Based on comparable titles and VMI Worldwide's recent distribution patterns, here's what you can reasonably expect for availability:
- Netflix — VMI has routed several action titles through Netflix internationally; this is plausible
- Amazon Prime Video — acquired Greyhound globally, has appetite for WWII naval content
- JioCinema — increasingly aggressive in acquiring Hollywood mid-budget titles for streaming
- SonyLIV — less likely but has carried Van Damme content in the past
For Indian audiences specifically, don't expect to wait long. Van Damme has always had a fiercely loyal fanbase in Hindi-speaking markets. The satellite TV era of the 1990s made him a household name, and his films regularly outperformed expectations on Indian cable channels well into the 2000s. That legacy matters for Raid Pacific's eventual release strategy — which is why Movie OTT's streaming tracker is already flagging this title for anticipated multi-territory digital distribution once deals close at Cannes.
Hindi dubbing is almost certain given his fanbase.

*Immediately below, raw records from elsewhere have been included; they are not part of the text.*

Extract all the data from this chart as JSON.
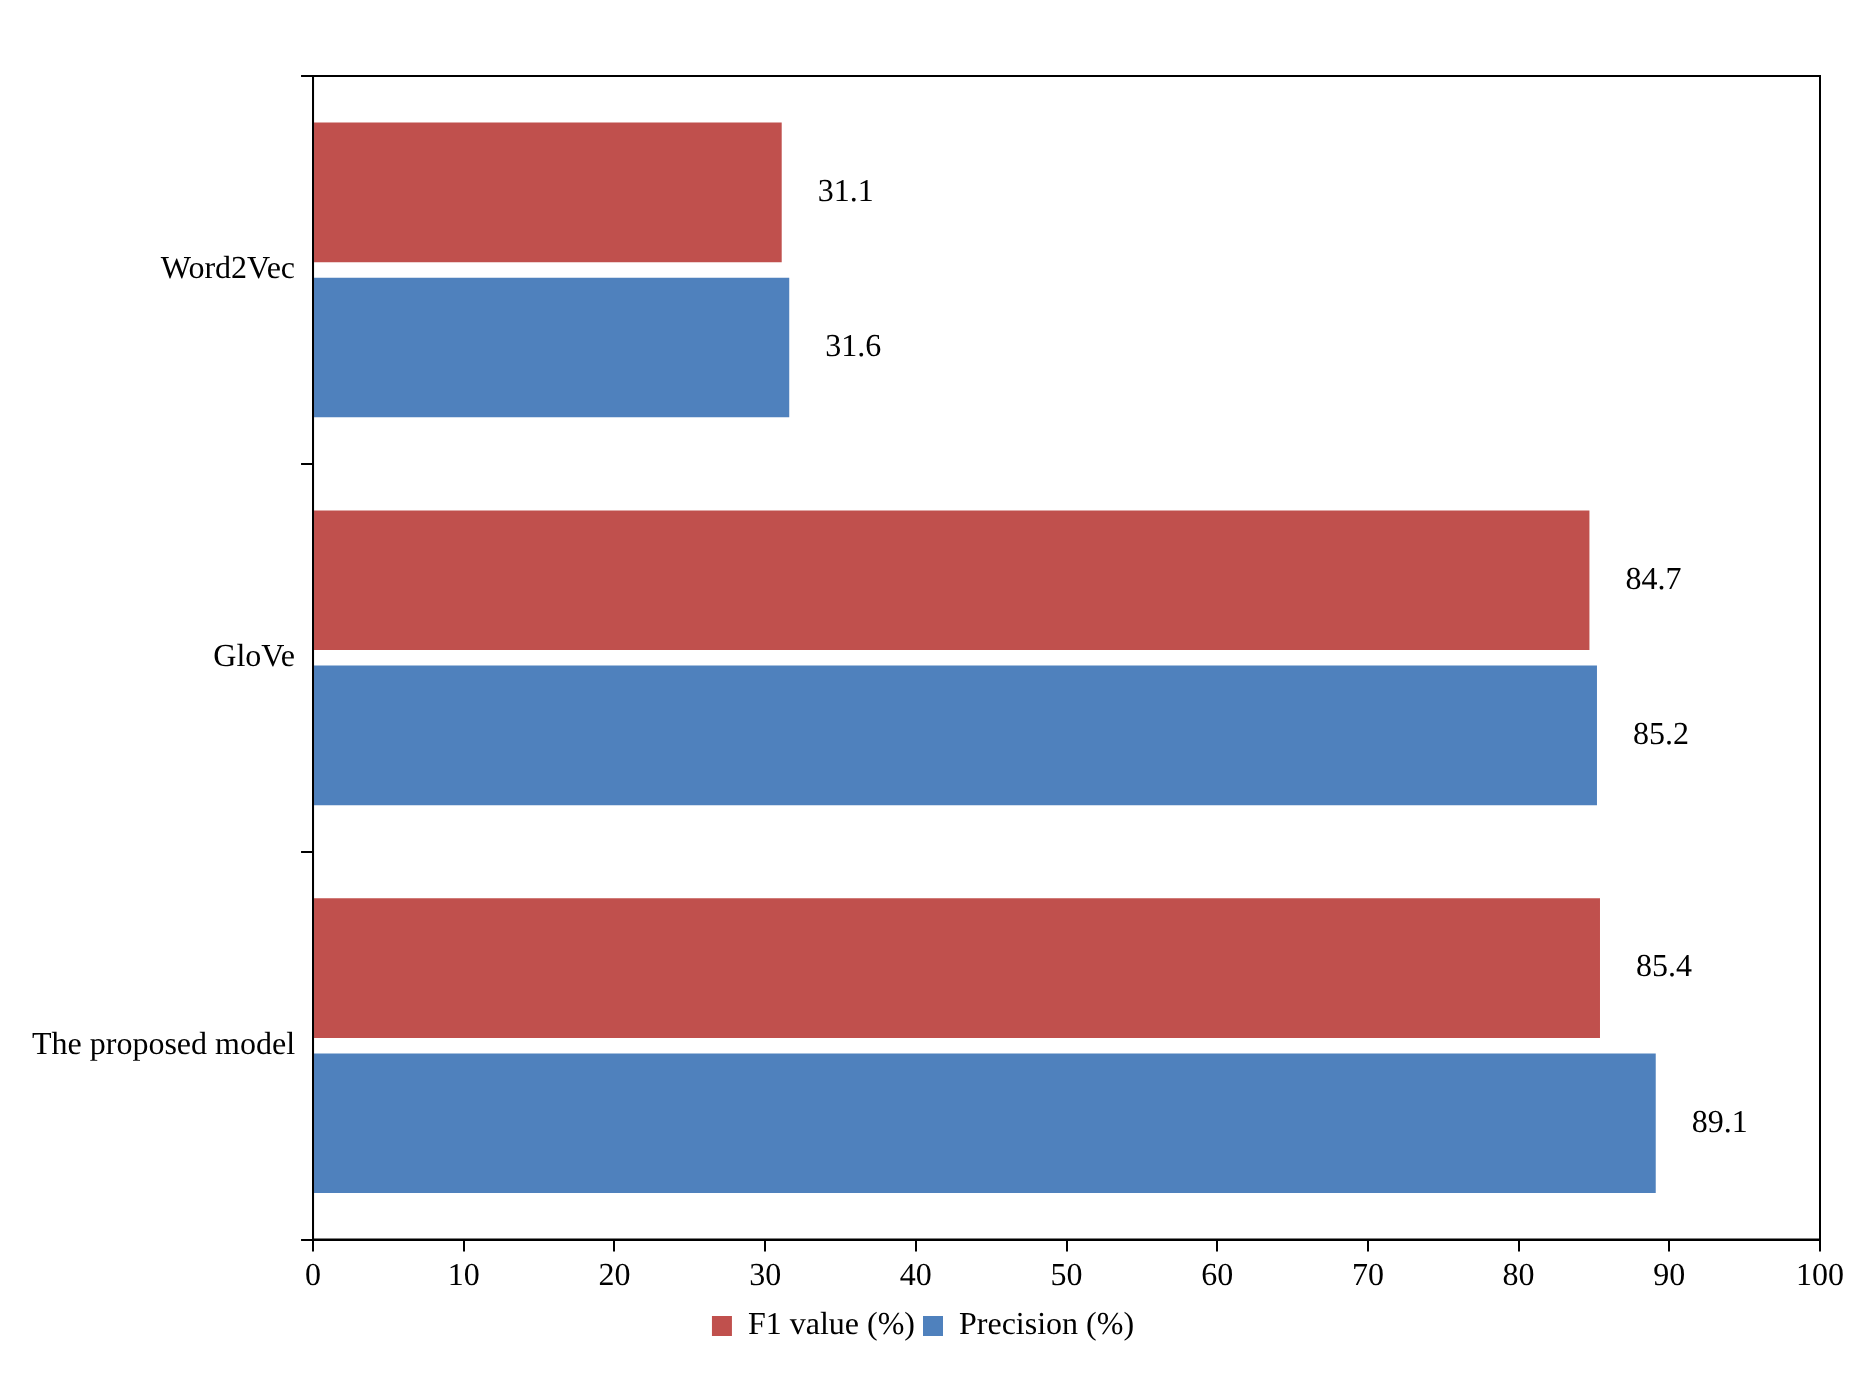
{
  "chart_data": {
    "type": "bar",
    "orientation": "horizontal",
    "categories": [
      "Word2Vec",
      "GloVe",
      "The proposed model"
    ],
    "series": [
      {
        "name": "F1 value (%)",
        "color": "#c0504d",
        "values": [
          31.1,
          84.7,
          85.4
        ]
      },
      {
        "name": "Precision (%)",
        "color": "#4f81bd",
        "values": [
          31.6,
          85.2,
          89.1
        ]
      }
    ],
    "xlim": [
      0,
      100
    ],
    "xticks": [
      0,
      10,
      20,
      30,
      40,
      50,
      60,
      70,
      80,
      90,
      100
    ],
    "grid": false,
    "legend": "bottom",
    "data_labels": true
  }
}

Tamil and Telugu dubs are possible depending on distributor investment.
Why Steven Luke and Van Damme work together
Steven Luke isn't a household name outside action film circles, but he's built a specific niche. His WWII filmography — including Dogs of War (2023) — shows a director who understands how to work within budget constraints while maintaining period authenticity. He's not Christopher Nolan. But he doesn't need to be for this project to land.
What's interesting is the mutual credibility here. Luke brings documentary-level rigor to WWII material. Van Damme brings the kind of weathered credibility that JCVD proved he could access. The combination shouldn't work on paper — action star plus scrappy director equals either prestige washing or budget compromise. Except it doesn't feel that way reading the sourced quotes.
Producer Dean Bloxom went further in explaining his enthusiasm for the casting: "Having Jean-Claude Van Damme step into the role of Captain Pierce brings a unique intensity and emotional depth that will elevate this production."
Notice he didn't say "brings star power." He said "emotional depth."
What happens next — and how to stay updated
Sales conversations at Cannes will determine everything. VMI Worldwide needs to lock in territory deals across North America, Europe, and Asia before production can fully mobilize. Those deals will shape the film's eventual release strategy — theatrical vs. streaming, regional vs. global day-and-date.
Watch for casting announcements in the coming months; Bloxom confirmed additional names will be revealed as production ramps up. A production start date hasn't been confirmed publicly, but Cannes launches of this kind typically target a 12-to-18-month production and post-production window.
For streaming availability updates across all regions — including when Raid Pacific lands on Indian OTT platforms — Movie OTT tracks confirmed distribution deals in real time. The title tracking page will update as production details emerge and deals are finalized.
This is one worth tracking closely. Not because it's a Van Damme nostalgia play — it's not. But because it represents something rarer: an action star willing to take a role that demands more than muscles, and filmmakers who understand why that choice matters.